Am 15.01.2012, 11:45 Uhr, schrieb Manu <[email protected]>:

On 15 January 2012 08:16, Sean Cavanaugh <[email protected]> wrote:

On 1/15/2012 12:09 AM, Walter Bright wrote:

On 1/14/2012 9:58 PM, Sean Cavanaugh wrote:

MS has three types, __m128, __m128i and __m128d (float, int, double)

Six if you count AVX's 256 forms.

On 1/7/2012 6:54 PM, Peter Alexander wrote:

On 7/01/12 9:28 PM, Andrei Alexandrescu wrote:
I agree with Manu that we should just have a single type like __m128 in
MSVC. The other types and their conversions should be solvable in a
library with something like strong typedefs.


The trouble with MS's scheme, is given the following:

__m128i v;
v += 2;

Can't tell what to do. With D,

int4 v;
v += 2;

it's clear (add 2 to each of the 4 ints).


Working with their intrinsics in their raw form for real code is pure
insanity :) You need to wrap it all with a good math library (even if 90% of the library is the intrinsics wrapped into __forceinlined functions), so you can start having sensible operator overloads, and so you can write code
that is readable.


if (any4(a > b))
{
 // do stuff
}


is way way way better than (pseudocode)

if (__movemask_ps(_mm_gt_ps(a, b)) == 0x0F)
{
}



and (if the ternary operator was overrideable in C++)

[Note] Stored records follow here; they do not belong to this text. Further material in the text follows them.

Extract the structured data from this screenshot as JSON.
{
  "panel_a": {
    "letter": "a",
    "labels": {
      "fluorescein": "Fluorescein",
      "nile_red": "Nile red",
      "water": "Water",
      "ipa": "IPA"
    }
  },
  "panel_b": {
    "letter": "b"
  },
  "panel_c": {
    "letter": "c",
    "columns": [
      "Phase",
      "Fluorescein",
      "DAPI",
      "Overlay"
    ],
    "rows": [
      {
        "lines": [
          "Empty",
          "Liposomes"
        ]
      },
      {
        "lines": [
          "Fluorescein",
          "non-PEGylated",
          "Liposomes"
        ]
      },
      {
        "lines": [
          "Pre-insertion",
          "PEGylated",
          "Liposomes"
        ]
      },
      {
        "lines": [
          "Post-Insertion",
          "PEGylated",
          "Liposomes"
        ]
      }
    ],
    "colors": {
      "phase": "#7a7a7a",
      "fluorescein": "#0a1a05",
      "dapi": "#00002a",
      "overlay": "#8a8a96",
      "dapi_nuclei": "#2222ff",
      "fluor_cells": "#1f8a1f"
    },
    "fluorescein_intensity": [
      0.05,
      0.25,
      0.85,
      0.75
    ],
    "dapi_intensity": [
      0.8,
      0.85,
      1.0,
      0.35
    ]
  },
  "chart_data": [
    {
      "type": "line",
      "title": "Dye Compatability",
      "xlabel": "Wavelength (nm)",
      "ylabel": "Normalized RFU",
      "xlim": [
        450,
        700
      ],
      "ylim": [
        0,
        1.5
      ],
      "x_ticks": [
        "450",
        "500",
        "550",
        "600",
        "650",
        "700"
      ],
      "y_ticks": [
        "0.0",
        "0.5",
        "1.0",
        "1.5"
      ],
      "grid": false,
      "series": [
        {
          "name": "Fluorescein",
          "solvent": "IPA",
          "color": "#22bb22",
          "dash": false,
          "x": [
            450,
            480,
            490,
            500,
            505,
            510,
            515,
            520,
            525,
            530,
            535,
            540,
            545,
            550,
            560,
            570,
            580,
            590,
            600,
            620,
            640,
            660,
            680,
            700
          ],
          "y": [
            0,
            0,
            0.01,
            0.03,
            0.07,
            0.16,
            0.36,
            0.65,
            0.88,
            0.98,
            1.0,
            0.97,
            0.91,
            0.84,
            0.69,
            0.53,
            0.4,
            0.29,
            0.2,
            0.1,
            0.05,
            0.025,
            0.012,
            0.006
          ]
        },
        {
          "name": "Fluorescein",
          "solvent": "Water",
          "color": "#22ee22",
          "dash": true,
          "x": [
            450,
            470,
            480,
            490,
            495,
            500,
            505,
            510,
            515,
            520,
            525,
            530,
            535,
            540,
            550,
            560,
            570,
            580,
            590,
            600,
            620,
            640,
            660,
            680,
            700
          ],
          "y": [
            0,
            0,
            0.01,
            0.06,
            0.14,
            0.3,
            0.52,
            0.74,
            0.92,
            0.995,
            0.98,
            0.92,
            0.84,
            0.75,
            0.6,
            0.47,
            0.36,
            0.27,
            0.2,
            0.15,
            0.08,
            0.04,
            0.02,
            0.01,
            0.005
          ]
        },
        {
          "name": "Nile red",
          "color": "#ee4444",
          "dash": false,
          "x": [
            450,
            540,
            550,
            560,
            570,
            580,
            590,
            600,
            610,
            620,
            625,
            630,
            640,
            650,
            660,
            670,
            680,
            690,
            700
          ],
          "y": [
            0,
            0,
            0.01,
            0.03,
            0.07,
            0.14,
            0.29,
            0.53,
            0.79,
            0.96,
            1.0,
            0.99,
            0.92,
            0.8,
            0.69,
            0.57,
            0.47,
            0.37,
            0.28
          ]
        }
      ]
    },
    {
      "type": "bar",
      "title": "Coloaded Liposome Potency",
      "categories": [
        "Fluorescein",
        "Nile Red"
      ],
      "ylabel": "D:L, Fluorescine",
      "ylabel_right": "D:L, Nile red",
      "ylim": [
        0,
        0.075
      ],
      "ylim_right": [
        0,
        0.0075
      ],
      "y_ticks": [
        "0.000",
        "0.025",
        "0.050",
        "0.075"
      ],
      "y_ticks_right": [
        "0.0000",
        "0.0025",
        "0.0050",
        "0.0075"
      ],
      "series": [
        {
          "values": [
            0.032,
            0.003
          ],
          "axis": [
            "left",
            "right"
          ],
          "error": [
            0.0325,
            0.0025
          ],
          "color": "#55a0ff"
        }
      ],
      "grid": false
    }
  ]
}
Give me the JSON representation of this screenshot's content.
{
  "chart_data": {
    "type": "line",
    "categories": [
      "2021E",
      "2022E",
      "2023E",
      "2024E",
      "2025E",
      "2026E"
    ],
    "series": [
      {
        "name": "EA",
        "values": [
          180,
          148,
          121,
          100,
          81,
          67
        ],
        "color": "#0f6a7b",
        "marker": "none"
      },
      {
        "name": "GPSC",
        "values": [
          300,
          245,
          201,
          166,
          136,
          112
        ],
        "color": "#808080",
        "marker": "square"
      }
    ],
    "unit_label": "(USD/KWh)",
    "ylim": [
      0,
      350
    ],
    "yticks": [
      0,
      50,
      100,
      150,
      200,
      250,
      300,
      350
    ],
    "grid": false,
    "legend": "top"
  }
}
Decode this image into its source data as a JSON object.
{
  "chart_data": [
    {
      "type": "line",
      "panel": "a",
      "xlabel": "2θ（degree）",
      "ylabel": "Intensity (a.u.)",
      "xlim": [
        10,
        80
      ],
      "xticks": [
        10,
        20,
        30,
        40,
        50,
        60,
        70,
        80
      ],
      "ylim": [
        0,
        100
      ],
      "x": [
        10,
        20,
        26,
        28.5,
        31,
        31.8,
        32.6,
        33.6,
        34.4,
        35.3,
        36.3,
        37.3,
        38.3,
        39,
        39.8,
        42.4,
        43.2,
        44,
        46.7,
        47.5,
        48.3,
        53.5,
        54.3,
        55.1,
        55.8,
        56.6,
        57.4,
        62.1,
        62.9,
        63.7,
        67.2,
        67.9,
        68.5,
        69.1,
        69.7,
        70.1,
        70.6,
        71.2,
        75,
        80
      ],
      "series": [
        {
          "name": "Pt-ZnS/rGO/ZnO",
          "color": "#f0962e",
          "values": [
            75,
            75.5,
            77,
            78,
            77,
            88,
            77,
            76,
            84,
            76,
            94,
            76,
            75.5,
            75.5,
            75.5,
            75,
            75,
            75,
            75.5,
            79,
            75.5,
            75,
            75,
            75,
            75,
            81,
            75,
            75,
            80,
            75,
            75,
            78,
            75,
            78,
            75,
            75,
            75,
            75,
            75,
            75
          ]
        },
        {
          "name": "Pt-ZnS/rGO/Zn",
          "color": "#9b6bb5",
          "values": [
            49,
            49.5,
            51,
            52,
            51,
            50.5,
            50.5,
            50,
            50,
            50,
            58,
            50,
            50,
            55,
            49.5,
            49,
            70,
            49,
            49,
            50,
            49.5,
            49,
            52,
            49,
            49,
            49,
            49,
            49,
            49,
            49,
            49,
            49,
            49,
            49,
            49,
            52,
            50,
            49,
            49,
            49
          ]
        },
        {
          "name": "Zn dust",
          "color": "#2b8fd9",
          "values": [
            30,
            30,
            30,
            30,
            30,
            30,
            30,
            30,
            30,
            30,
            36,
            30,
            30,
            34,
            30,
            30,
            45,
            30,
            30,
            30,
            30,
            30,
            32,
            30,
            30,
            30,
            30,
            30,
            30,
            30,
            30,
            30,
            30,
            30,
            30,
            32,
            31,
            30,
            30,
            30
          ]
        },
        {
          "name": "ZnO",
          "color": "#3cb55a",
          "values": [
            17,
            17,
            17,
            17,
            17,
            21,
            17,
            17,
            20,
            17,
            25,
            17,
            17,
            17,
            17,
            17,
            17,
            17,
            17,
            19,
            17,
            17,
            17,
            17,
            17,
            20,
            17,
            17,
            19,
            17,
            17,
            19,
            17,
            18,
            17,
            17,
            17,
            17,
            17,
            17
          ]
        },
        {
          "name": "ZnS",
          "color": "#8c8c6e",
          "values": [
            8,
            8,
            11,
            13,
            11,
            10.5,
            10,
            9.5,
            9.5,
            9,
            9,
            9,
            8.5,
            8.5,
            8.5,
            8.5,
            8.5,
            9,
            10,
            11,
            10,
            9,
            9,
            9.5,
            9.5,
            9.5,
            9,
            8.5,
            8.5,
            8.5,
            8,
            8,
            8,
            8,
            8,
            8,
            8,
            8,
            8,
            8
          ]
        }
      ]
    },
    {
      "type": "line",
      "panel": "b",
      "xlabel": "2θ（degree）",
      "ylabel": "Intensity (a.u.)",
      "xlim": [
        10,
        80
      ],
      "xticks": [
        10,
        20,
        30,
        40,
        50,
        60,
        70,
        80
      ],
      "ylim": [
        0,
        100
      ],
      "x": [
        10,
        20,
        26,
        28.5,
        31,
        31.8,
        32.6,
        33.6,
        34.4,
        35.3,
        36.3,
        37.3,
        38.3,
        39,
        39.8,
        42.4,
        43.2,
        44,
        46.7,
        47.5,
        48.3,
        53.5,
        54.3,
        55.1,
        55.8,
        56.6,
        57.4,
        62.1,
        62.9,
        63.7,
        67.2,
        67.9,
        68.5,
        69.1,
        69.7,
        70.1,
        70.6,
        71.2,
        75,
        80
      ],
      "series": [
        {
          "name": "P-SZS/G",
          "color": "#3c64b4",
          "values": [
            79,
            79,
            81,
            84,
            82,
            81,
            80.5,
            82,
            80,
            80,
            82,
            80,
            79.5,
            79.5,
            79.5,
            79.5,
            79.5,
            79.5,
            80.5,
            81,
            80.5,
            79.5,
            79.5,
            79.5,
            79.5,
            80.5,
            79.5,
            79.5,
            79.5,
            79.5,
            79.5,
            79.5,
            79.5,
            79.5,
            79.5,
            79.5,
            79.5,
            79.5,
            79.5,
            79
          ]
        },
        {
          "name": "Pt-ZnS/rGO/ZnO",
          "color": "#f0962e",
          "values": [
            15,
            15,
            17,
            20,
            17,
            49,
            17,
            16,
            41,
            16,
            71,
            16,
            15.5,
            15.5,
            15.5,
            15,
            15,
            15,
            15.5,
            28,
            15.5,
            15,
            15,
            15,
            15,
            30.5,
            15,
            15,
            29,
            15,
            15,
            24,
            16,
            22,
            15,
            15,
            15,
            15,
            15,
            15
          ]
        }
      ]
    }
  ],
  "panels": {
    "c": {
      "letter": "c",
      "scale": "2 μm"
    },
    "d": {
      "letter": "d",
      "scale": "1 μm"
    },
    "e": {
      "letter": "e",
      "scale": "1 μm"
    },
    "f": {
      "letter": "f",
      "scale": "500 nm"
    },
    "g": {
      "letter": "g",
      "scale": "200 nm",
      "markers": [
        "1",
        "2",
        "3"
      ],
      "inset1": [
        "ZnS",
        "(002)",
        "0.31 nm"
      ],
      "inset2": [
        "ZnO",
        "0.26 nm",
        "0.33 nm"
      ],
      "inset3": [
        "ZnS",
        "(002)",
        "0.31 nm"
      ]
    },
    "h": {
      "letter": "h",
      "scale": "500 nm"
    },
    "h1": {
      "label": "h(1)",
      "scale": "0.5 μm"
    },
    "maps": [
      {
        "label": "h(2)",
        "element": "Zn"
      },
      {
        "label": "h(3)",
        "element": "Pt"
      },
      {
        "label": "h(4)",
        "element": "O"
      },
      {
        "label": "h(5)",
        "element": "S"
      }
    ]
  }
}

float4 foo = (a > b) ? c : d;

would be better than

float4 mask = _mm_gt_ps(a, b);
float4 foo = _mm_or_ps(_mm_and_ps(mask, c), _mm_nand_ps_(mask, d));


Yep, it's coming... baby steps :)

Walter: I told you games devs would be all over this! :P

And even a compression algorithms. I found one written in C, that uses external .asm files to be compiled into object files with NASM for use on the linker command line. They contain some MMX/SSE code depending on the processor you plan to use. The author claims, that the MMX version of the 'outsourced' routines run 8x faster. I didn't verify this, but the idea that these instructions become part of the language and easy to use for regular programmers like me (and not just console game developers) is exciting. I bet there are more programs that could benefit from SSE than is obvious or code that could be rewritten in way, that multiple data sets can be processed simultaneous.